The lender was put under the Reserve Bank of India’s prompt corrective action (PCA) framework in September last year. Since then, it has seen a steady decline in its deposit base and rise in non-performing asset (NPA) ratios. Its gross NPA ratio jumped to 25.4 per cent at the end of June from 17.3 per cent a year ago, with the net ratio deteriorating to 9.64 per cent from 8.3 per cent over the same period.


On the managemenr front, the bank co-opted YN Lakshminarayana Murthy as Additional Director of the bank. READ EXCHANGE FILING HERE


Update on investment by Clix Capital


In an update with regards to investment by Clix Capital, the bank said it has extended the exclusivity window to complete the due-diligence in the process till September 15 in the wke of Covid-19 pandemic.


“The parties hereto have started the due diligence review and however, on account of the current pandemic and the travel restrictions, the due diligence process and inter-party discussions have suffered unexpected delays. In this regard, the Board of Directors of the Bank in their meeting held today (30th June 2020), as per the mutual understanding between parties, have extended the exclusivity till September 15th 2020 to include other post due diligence,” it said in a separate filing.
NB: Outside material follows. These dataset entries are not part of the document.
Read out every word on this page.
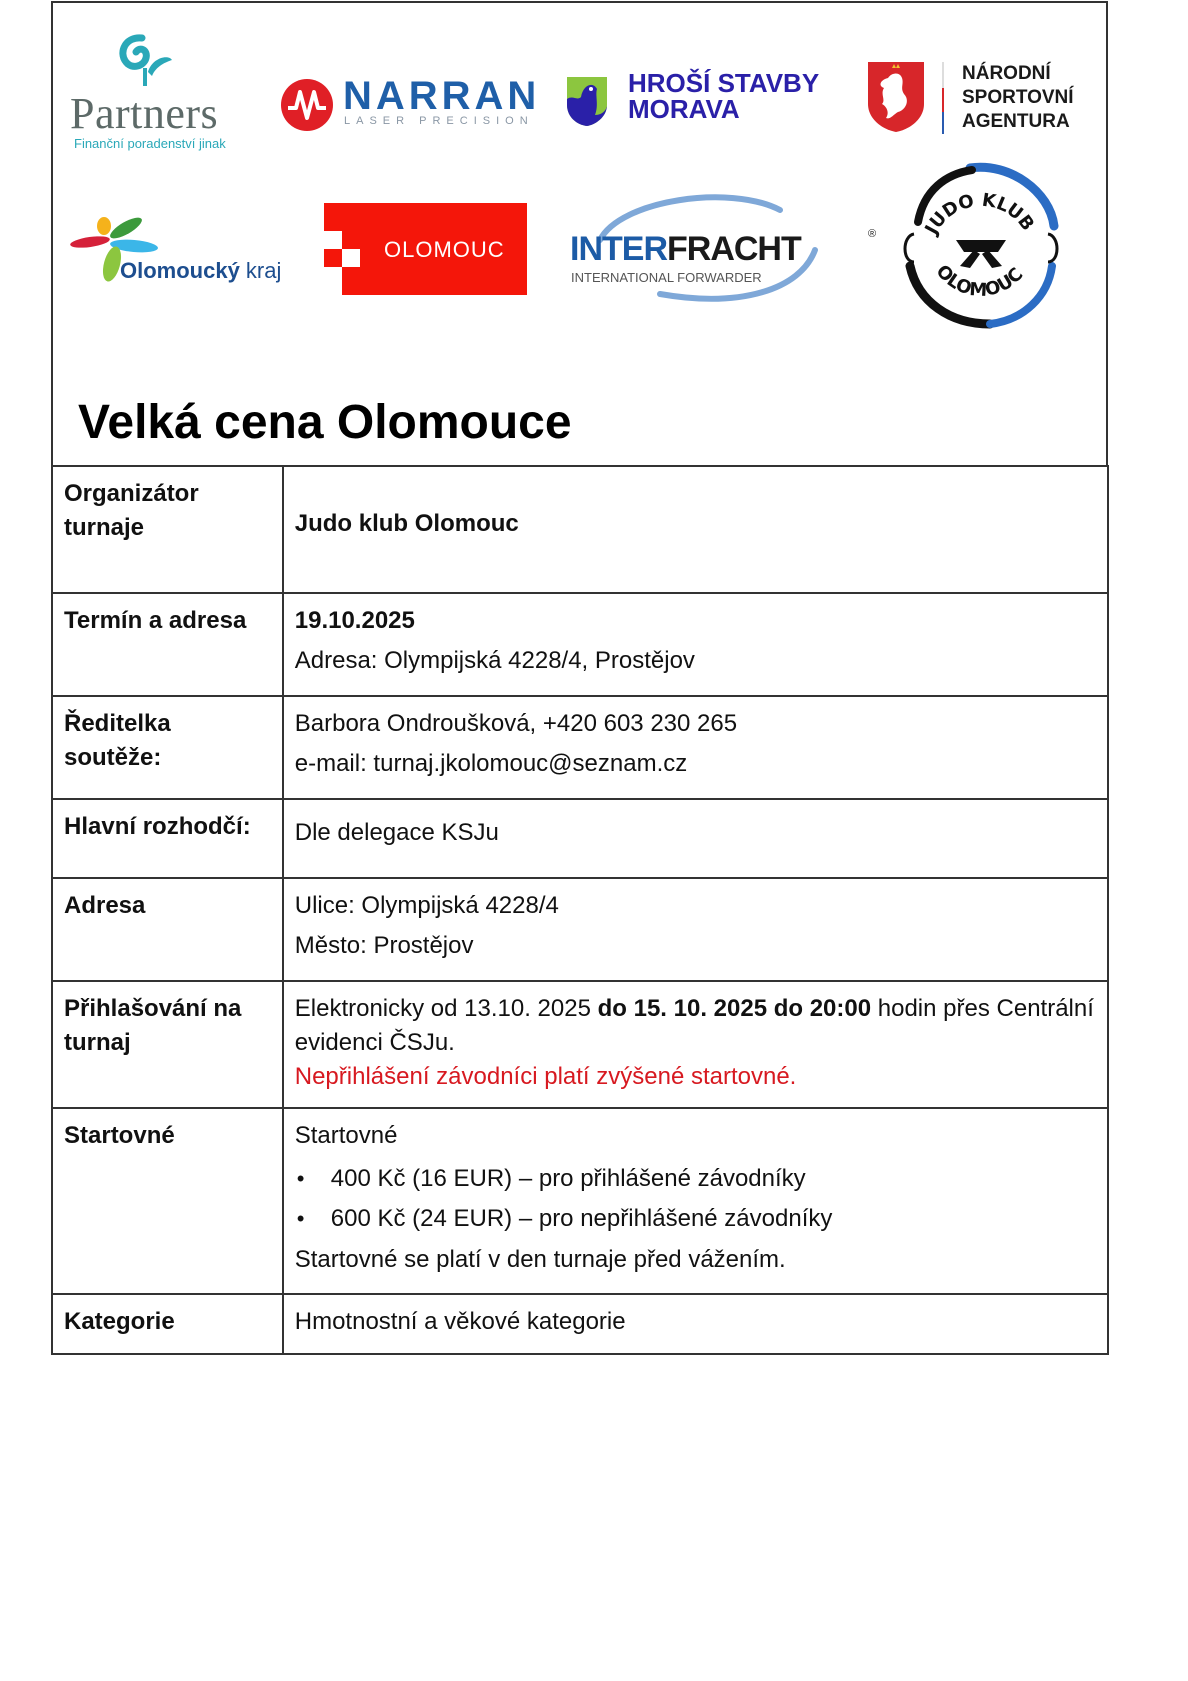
Partners
Finanční poradenství jinak
NARRAN
LASER PRECISION
HROŠÍ STAVBY
MORAVA
NÁRODNÍ
SPORTOVNÍ
AGENTURA
Olomoucký kraj
OLOMOUC INTERFRACHT	®
INTERNATIONAL FORWARDER
JUDO KLUB
OLOMOUC
Velká cena Olomouce
Organizátor turnaje	Judo klub Olomouc
Termín a adresa	19.10.2025
Adresa: Olympijská 4228/4, Prostějov

Ředitelka soutěže:	Barbora Ondroušková, +420 603 230 265
e-mail: turnaj.jkolomouc@seznam.cz

Hlavní rozhodčí:	Dle delegace KSJu
Adresa	Ulice: Olympijská 4228/4
Město: Prostějov

Přihlašování na turnaj	Elektronicky od 13.10. 2025 do 15. 10. 2025 do 20:00 hodin přes Centrální evidenci ČSJu.
Nepřihlášení závodníci platí zvýšené startovné.

Startovné	Startovné
• 400 Kč (16 EUR) – pro přihlášené závodníky
• 600 Kč (24 EUR) – pro nepřihlášené závodníky
Startovné se platí v den turnaje před vážením.

Kategorie	Hmotnostní a věkové kategorie
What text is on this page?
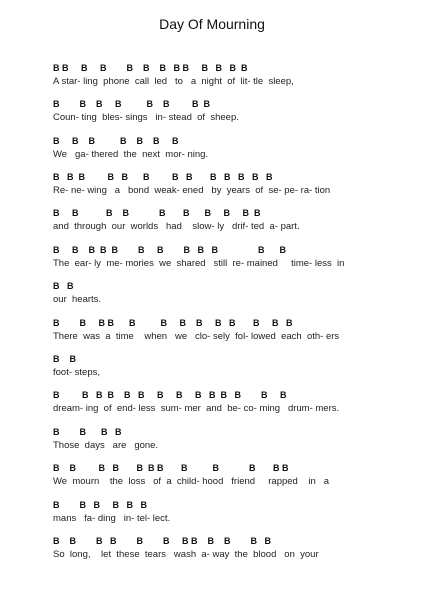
Day Of Mourning
B B     B     B        B    B    B   B B     B   B   B  B
A star- ling  phone  call  led   to   a  night  of  lit- tle  sleep,
B        B    B     B          B    B         B  B
Coun- ting  bles- sings   in- stead  of  sheep.
B     B    B          B    B    B     B
We   ga- thered  the  next  mor- ning.
B   B  B         B   B      B         B   B       B   B   B   B   B
Re- ne- wing   a   bond  weak- ened   by  years  of  se- pe- ra- tion
B     B           B    B            B       B      B     B     B  B
and  through  our  worlds   had    slow- ly   drif- ted  a- part.
B     B    B  B  B        B     B        B   B   B                B      B
The  ear- ly  me- mories  we  shared   still  re- mained     time- less  in
B   B
our  hearts.
B        B     B B      B          B     B    B     B   B       B     B   B
There  was  a  time    when   we   clo- sely  fol- lowed  each  oth- ers
B    B
foot- steps,
B         B   B  B    B   B     B     B     B   B  B   B        B     B
dream- ing  of  end- less  sum- mer  and  be- co- ming   drum- mers.
B        B      B   B
Those  days   are   gone.
B    B         B   B       B  B B       B          B            B       B B
We  mourn    the  loss   of  a  child- hood   friend     rapped    in   a
B        B   B     B   B   B
mans   fa- ding   in- tel- lect.
B    B        B   B        B        B     B B    B    B        B   B
So  long,    let  these  tears   wash  a- way  the  blood   on  your
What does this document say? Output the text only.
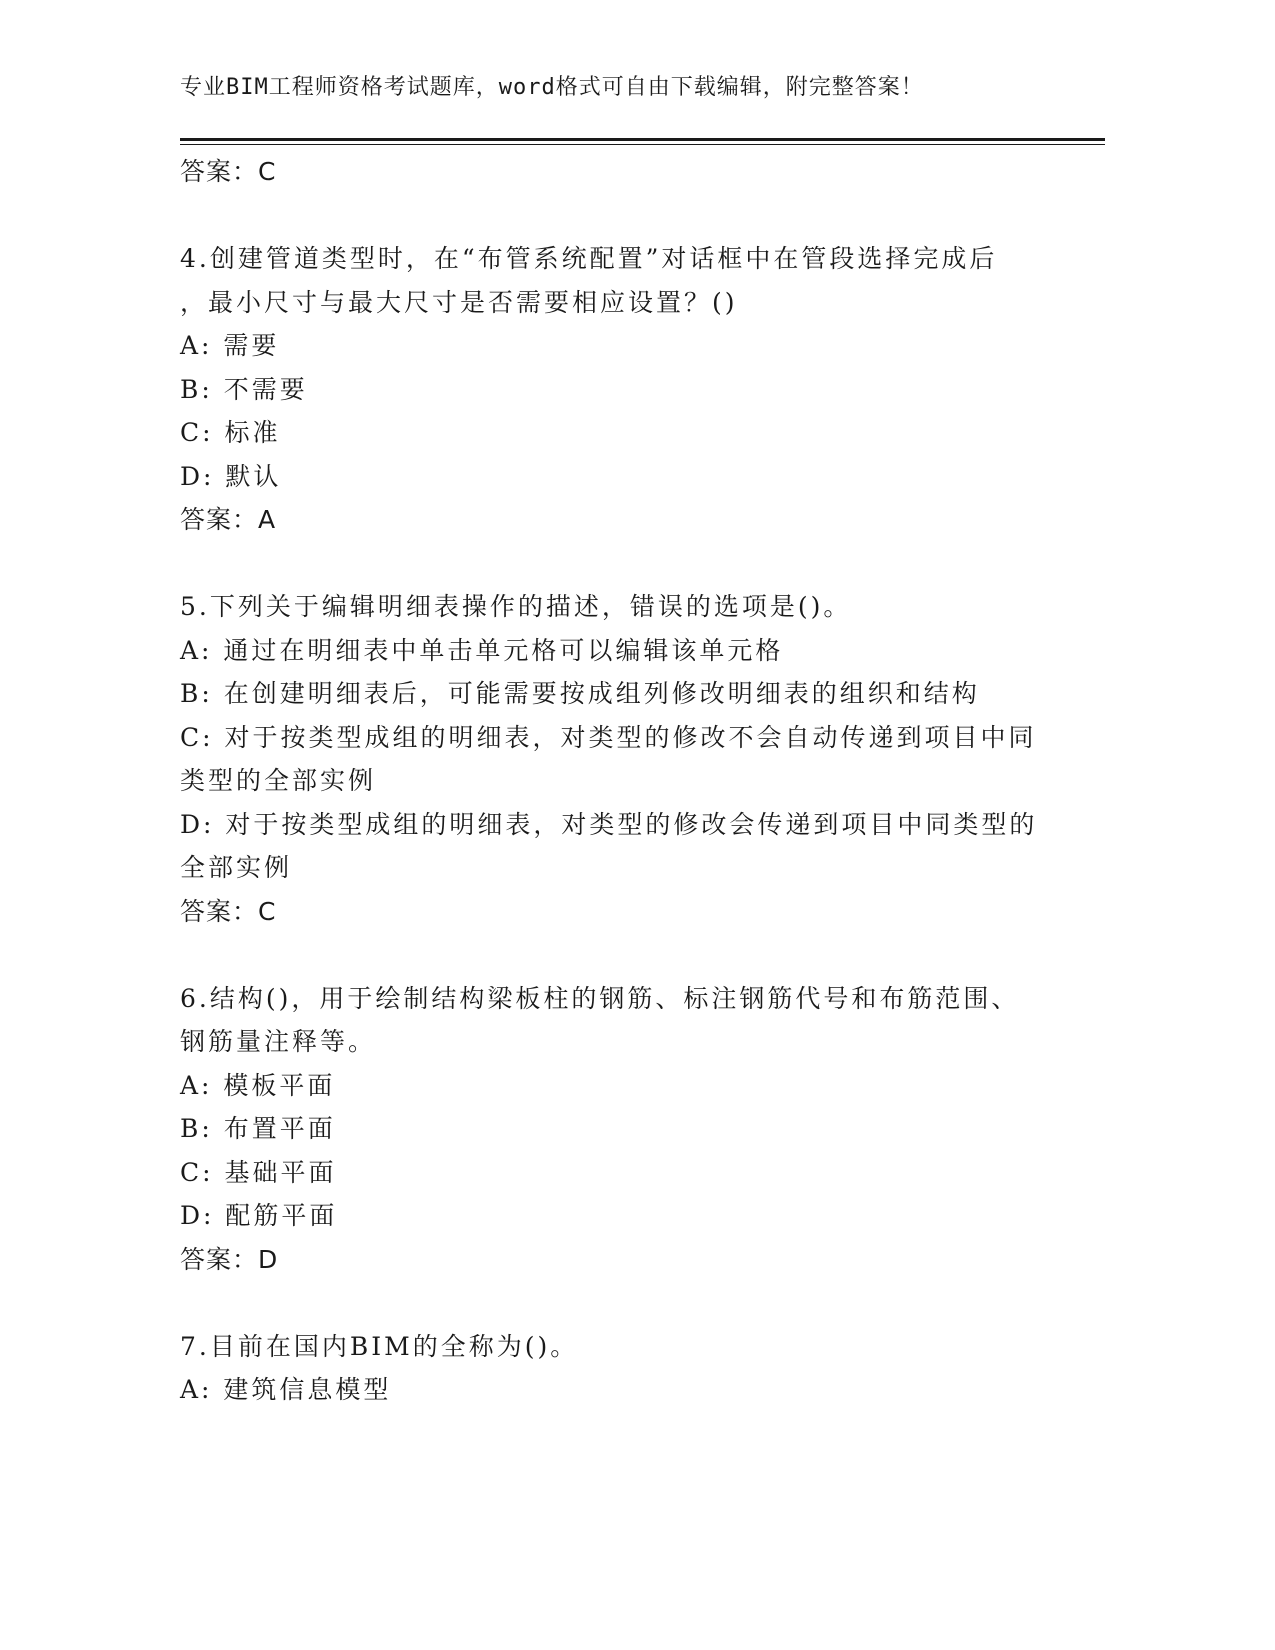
专业BIM工程师资格考试题库，word格式可自由下载编辑，附完整答案！
答案：C
4.创建管道类型时，在“布管系统配置”对话框中在管段选择完成后
，最小尺寸与最大尺寸是否需要相应设置？()
A: 需要
B: 不需要
C: 标准
D: 默认
答案：A
5.下列关于编辑明细表操作的描述，错误的选项是()。
A: 通过在明细表中单击单元格可以编辑该单元格
B: 在创建明细表后，可能需要按成组列修改明细表的组织和结构
C: 对于按类型成组的明细表，对类型的修改不会自动传递到项目中同
类型的全部实例
D: 对于按类型成组的明细表，对类型的修改会传递到项目中同类型的
全部实例
答案：C
6.结构()，用于绘制结构梁板柱的钢筋、标注钢筋代号和布筋范围、
钢筋量注释等。
A: 模板平面
B: 布置平面
C: 基础平面
D: 配筋平面
答案：D
7.目前在国内BIM的全称为()。
A: 建筑信息模型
READ HERE


In June, the bank had received a preliminary, nonbinding letter of intent (LoI) from AION Capital-backed Clix Capital Services and Clix Finance India for a proposed capital-raising transaction. Private equity player AION Capital, through the two non-banking financial units, is set to lead the deal as it looks to buy over a 51 per cent stake for Rs 1,400-1,600 crore.